Claire finally allowed herself to smile. After all this time of not being around him, it seemed like he really had changed. It still rang true that she never knew who he was. After what he did to everybody, no one really felt that way. The man she fell in love with was someone who made an impact on her family's life and cared about her in ways no one else did. And that part still remained inside him, she knew of it now. But the rest of him required change if they were to pick up from where they left off.

Would he even want that?

"I believe you're right, Isaac. Forgiveness is deserved only after one has acknowledged that what they did was wrong and hurtful. What you did might be unforgivable, but I know you can see that. And I believe you can redeem yourself. To me, and to everyone else."

"That would be most desired. I am thankful you have given me this chance, Dr. Finn, and I hope I can achieve your forgiveness soon."

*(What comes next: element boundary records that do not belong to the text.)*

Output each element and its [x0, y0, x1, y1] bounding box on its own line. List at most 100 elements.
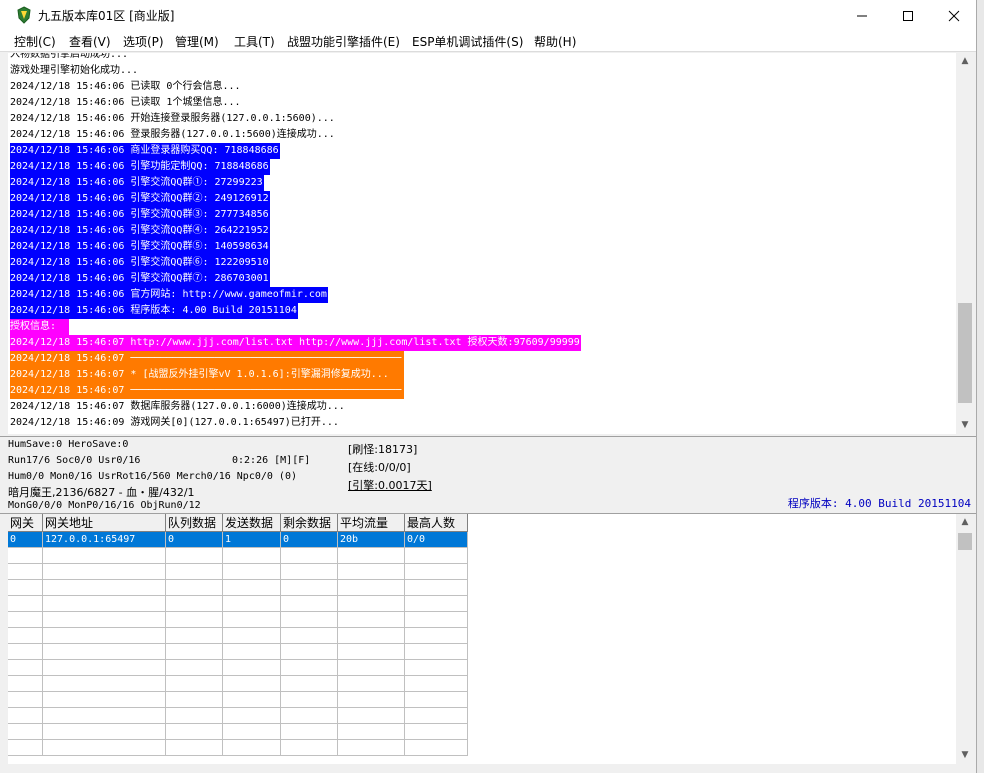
- grid-scroll-thumb[interactable]: [958, 533, 972, 550]
- grid-cell: [404, 627, 468, 644]
- menu-control[interactable]: 控制(C): [14, 33, 56, 50]
- grid-cell: [222, 627, 281, 644]
- table-row[interactable]: [8, 643, 468, 660]
- grid-cell: [8, 659, 43, 676]
- menu-esp-plugin[interactable]: ESP单机调试插件(S): [412, 33, 523, 50]
- grid-scrollbar[interactable]: ▲ ▼: [956, 514, 974, 764]
- grid-cell: [42, 691, 166, 708]
- close-icon: [948, 10, 960, 21]
- maximize-button[interactable]: [885, 0, 931, 31]
- grid-cell: [280, 691, 338, 708]
- status-monster: MonG0/0/0 MonP0/16/16 ObjRun0/12: [8, 500, 201, 511]
- desktop-background: [977, 0, 984, 773]
- grid-cell: [8, 707, 43, 724]
- status-refresh: [刷怪:18173]: [348, 443, 418, 456]
- maximize-icon: [903, 10, 913, 21]
- status-boss: 暗月魔王,2136/6827 - 血・腥/432/1: [8, 486, 195, 499]
- grid-cell: [222, 723, 281, 740]
- table-row[interactable]: [8, 659, 468, 676]
- table-row[interactable]: [8, 691, 468, 708]
- grid-scroll-down-icon[interactable]: ▼: [956, 747, 974, 764]
- table-row[interactable]: [8, 579, 468, 596]
- grid-cell: [280, 723, 338, 740]
- grid-cell: [42, 723, 166, 740]
- grid-cell: [280, 659, 338, 676]
- status-timer: 0:2:26 [M][F]: [232, 455, 311, 466]
- grid-cell: [222, 595, 281, 612]
- grid-header-cell[interactable]: 发送数据: [222, 514, 281, 532]
- grid-cell: [165, 659, 223, 676]
- menu-view[interactable]: 查看(V): [69, 33, 111, 50]
- grid-header-cell[interactable]: 最高人数: [404, 514, 468, 532]
- scroll-up-icon[interactable]: ▲: [956, 53, 974, 70]
- menu-help[interactable]: 帮助(H): [534, 33, 576, 50]
- log-line: 2024/12/18 15:46:06 登录服务器(127.0.0.1:5600…: [10, 129, 335, 140]
- table-row[interactable]: [8, 595, 468, 612]
- grid-cell: [42, 579, 166, 596]
- menu-options[interactable]: 选项(P): [123, 33, 164, 50]
- grid-cell: [337, 563, 405, 580]
- menu-zhanmeng-plugin[interactable]: 战盟功能引擎插件(E): [287, 33, 400, 50]
- log-line: 2024/12/18 15:46:06 官方网站: http://www.gam…: [10, 287, 328, 303]
- grid-cell: [8, 611, 43, 628]
- log-line: 2024/12/18 15:46:06 引擎交流QQ群⑦: 286703001: [10, 271, 270, 287]
- status-online: [在线:0/0/0]: [348, 461, 411, 474]
- log-scroll-thumb[interactable]: [958, 303, 972, 403]
- table-row[interactable]: [8, 707, 468, 724]
- menu-tools[interactable]: 工具(T): [234, 33, 275, 50]
- grid-cell: [280, 595, 338, 612]
- table-row[interactable]: [8, 675, 468, 692]
- log-line: 2024/12/18 15:46:07 * [战盟反外挂引擎vV 1.0.1.6…: [10, 367, 404, 383]
- grid-cell: [42, 547, 166, 564]
- grid-cell: [165, 627, 223, 644]
- table-row[interactable]: [8, 739, 468, 756]
- grid-cell: [222, 643, 281, 660]
- grid-header-cell[interactable]: 剩余数据: [280, 514, 338, 532]
- log-line: 游戏处理引擎初始化成功...: [10, 65, 139, 76]
- grid-cell: [8, 627, 43, 644]
- grid-cell: [222, 579, 281, 596]
- grid-header-cell[interactable]: 网关: [8, 514, 43, 532]
- scroll-down-icon[interactable]: ▼: [956, 417, 974, 434]
- log-line: 2024/12/18 15:46:07 http://www.jjj.com/l…: [10, 335, 581, 351]
- log-line: 2024/12/18 15:46:06 商业登录器购买QQ: 718848686: [10, 143, 280, 159]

"Well, it takes time, and lots of patience and understanding. I know you have no problem with waiting, but...in the meantime, why don't we talk more about it? It can't progress without communication."

"Highly noted. I wish nothing more than to continue this process appropriately. Will there be any future negotiations to resume our relationship?"

She hoped he would ask. With a slight nod of the head and a slightly-growing smile, she replied, "We'll see."